Stephen Hawking (1942-2018), Albert Einstein (1879-1955) e Galileu Galilei
(1564-1642) são três dos mais conhecidos herdeiros de uma tradição que teve o
seu início no séc. VI a.C., na Grécia antiga, mais precisamente na cidade de
Mileto, na Jónia — uma colónia grega na Ásia Menor —, com pensadores como Tales
(c.625-545 a.C.), Anaximandro (c.610-547 a.C), Anaxímenes (fl. 546-525 a.C.) —
que criaram a primeira escola filosófica grega (a Escola de Mileto) — e outros que se lhes seguiram.
A
partir do século VI a.C., os elementos de religião, ciência e filosofia
fermentam juntos num caldeirão cultural. Com a nossa distância temporal, os
filósofos, os cientistas e os teólogos podem todos olhar para trás, para estes
primeiros pensadores, e considerá-los seus antepassados intelectuais. (Kenny,
2010, p. 21)
A ciência, a filosofia e o pensamento racional que as caracteriza
surgiram, pois, no século VI a.C., na Grécia (apesar de o próprio pensamento
grego ter sofrido influências egípcias e de alguns autores indicarem que a
China e, sobretudo, a Índia tinham especulações que mereciam ser consideradas
filosóficas, apresentamos aqui a tradição ocidental iniciada na cultura grega).
É verdade que o pensamento racional não se apresentou logo em toda a sua
clareza e autonomia, não havendo uma distinção clara entre religião, ciência e
filosofia. Mas o que fizeram estes primeiros pensadores para que, hoje,
filósofos e cientistas os considerem seus antepassados intelectuais?
É aos pensadores jónicos (Tales, Anaximandro e Anaxímenes) que se devem
as primeiras especulações racionais acerca da origem de todas as coisas. E o
que distingue estas especulações das fantasias dos mitos é a tentativa de dar
explicações da realidade com base na razão. Ao contrário dos que tudo
procuravam explicar através dos mitos, os primeiros filósofos procuraram
explicar o que é a natureza, o que são as cosias, qual a substância de que
todas as coisas são feitas, como surgiu, do estado primitivo das coisas, este
mundo multiforme e ordenado (Cornford, 1981, p. 258).

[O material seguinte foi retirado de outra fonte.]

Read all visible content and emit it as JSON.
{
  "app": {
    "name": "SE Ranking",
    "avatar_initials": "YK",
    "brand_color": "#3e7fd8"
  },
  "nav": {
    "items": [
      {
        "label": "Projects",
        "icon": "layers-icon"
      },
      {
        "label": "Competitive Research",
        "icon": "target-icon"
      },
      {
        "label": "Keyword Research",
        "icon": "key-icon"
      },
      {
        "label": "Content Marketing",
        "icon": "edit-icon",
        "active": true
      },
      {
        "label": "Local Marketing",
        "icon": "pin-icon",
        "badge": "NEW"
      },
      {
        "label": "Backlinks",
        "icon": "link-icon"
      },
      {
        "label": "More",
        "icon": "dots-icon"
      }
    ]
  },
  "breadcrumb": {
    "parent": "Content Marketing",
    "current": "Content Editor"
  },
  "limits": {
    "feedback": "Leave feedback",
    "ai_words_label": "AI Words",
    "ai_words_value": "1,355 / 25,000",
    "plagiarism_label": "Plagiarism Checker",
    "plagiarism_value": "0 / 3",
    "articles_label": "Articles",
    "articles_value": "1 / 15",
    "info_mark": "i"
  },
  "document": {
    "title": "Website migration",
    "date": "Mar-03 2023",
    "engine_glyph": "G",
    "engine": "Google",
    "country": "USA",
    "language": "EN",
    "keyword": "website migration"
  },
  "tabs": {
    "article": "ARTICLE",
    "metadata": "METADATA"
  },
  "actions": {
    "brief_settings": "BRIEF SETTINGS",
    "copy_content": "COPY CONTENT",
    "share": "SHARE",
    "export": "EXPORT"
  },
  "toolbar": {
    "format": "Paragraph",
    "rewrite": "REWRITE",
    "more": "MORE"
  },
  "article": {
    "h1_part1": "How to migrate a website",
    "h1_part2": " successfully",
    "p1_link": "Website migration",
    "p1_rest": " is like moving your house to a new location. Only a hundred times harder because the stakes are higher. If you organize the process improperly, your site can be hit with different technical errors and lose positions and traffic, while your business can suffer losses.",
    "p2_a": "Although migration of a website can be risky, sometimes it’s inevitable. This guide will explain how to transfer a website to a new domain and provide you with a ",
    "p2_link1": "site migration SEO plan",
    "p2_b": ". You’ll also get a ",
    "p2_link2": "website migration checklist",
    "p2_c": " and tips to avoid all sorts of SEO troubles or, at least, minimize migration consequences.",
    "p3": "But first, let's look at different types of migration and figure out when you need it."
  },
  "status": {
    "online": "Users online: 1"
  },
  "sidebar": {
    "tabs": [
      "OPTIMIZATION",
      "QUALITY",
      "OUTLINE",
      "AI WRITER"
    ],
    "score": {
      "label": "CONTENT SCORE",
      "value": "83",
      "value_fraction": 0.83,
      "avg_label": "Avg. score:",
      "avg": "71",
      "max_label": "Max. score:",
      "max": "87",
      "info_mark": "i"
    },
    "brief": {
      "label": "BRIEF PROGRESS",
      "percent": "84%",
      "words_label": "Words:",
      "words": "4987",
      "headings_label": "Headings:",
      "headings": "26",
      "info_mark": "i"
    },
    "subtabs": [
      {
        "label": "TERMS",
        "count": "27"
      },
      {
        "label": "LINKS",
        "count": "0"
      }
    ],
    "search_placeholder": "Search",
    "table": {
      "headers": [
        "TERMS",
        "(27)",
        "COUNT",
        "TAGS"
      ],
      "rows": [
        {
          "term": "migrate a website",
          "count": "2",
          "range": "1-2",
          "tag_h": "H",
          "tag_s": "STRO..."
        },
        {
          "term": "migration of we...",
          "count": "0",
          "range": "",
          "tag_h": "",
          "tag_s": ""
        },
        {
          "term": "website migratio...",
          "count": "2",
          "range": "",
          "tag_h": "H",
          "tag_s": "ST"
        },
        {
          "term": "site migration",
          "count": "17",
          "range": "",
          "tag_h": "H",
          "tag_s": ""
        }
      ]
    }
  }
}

O interesse dos filósofos jónicos foi orientado para a observação e interpretação dos fenómenos naturais, razão
pela qual se chama a estes primeiros filósofos fisiólogos, quer dizer, os que estudam a physis, a natureza. A observação direta do mundo visível é o ponto
de partida para a elaboração racional das suas teorias. Mesmo que saibamos,
hoje, que as suas teorias estavam erradas, a verdade é que vemos, desde os
jónicos,
manifestarem-se
já certos traços essenciais do futuro pensamento científico: desembaraçar o
espírito de todos os preconceitos, de todas as teorias pré-concebidas,
religiosas ou não, de tudo o que impede o acesso [ao conhecimento], para o
tornar capaz de acolher os dados da experiência; só é verdade aquilo que se
demonstra, verifica ou prova; não há fenómenos sem causa, explicar é encontrar
a causa; o acaso e o sobrenatural não são explicações; um fenómeno natural
deriva sempre de outro fenómeno natural; existe, por fim, uma ordem fundamental
da natureza, um «cosmos» (palavra que
quer dizer «ordem»), regido por princípios constantes, por leis. (Revel, 1971,
p. 23)
Os quatro elementos: terra, água, ar e fogo
Afinal, que resposta deram os primeiros filósofos ao problema de saber de
que são feitas as coisas? Qual a substância imutável subjacente a todas as
mudanças do mundo natural?
Tales de Mileto, o pai fundador da filosofia grega e um dos Sete Sábios
da Grécia, pensava que o princípio de todas as coisas, a substância primeira da
qual todas as outras seriam apenas modificações, é a água. Talvez Tales tenha pensado que tudo provinha da água, por ter
observado que todos os animais e plantas precisam de água para viver ou pelo
facto de a vida animal principiar no fluido seminal. Pelo menos, é esta a
conjectura de Aristóteles sobre as razões de Tales para considerar que a
substância universal de que as coisas são feitas é a água. Até a terra, pensava
Tales, assentava sobre a água, como um tronco a flutuar.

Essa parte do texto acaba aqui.